El canibalismo con el que el humano devora a su semejante da paso a otro tipo de canibalismo, el simbólico donde todos se dejan devorar por su gustosa aceptación de la alienación, del placer sensorial y de los bienes materiales. En la parte que se desarrolla por el espacio desolado, las voces brillan por su ausencia, incluso cuando se lee la sentencia, no podemos escucharla debido al repique de las campanas.
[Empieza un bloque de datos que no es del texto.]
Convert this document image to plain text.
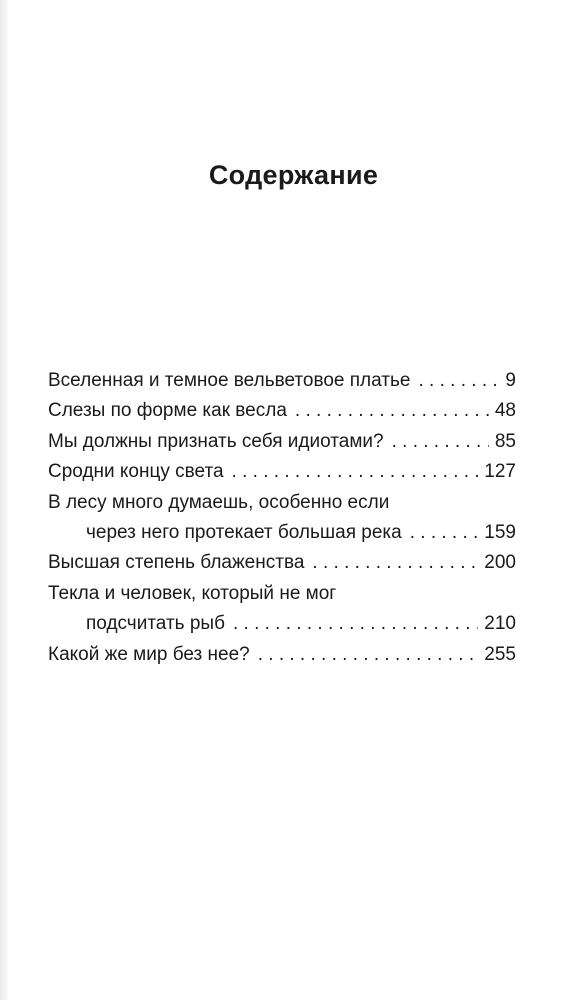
Содержание
Вселенная и темное вельветовое платье . . .	9
Слезы по форме как весла . . .	48
Мы должны признать себя идиотами? . . .	85
Сродни концу света . . .	127
В лесу много думаешь, особенно если
через него протекает большая река . . .	159
Высшая степень блаженства . . .	200
Текла и человек, который не мог
подсчитать рыб . . .	210
Какой же мир без нее? . . .	255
En ese instante, Pasolini solo nos permite comprender la frase que, antes de ser ajusticiado y devorado por los lobos, el joven interpretado por Clementi, que ha transitado la desolación en rebelión y anarquía, repite en cuatro ocasiones consecutivas: <<he matado a mi padre, he comido carne humana y tiemblo de alegría>>. ¿Entonces? ¿Qué significa cuanto he visto en la pantalla? ¿Qué todo ha concluido para Pasolini tras su intento? ¿Es el final de su utopía? ¿Acepta que ha luchado y que ha sido derrotado por la homogenización de una sociedad que ha dejado de serlo, para convertirse en una gran empresa? ¿O es consciente de que la riqueza-diversidad cultural se ha perdido y con ella parte de su esperanza de una sociedad plural y humanamente rica?

1 comentario:

  1. Otra gran alegoría del director. La antesala de Saló. Dura, pero necesaria, y hoy tal vez más que nunca. Gracias por recordarla y por tu acertada entrada al blog.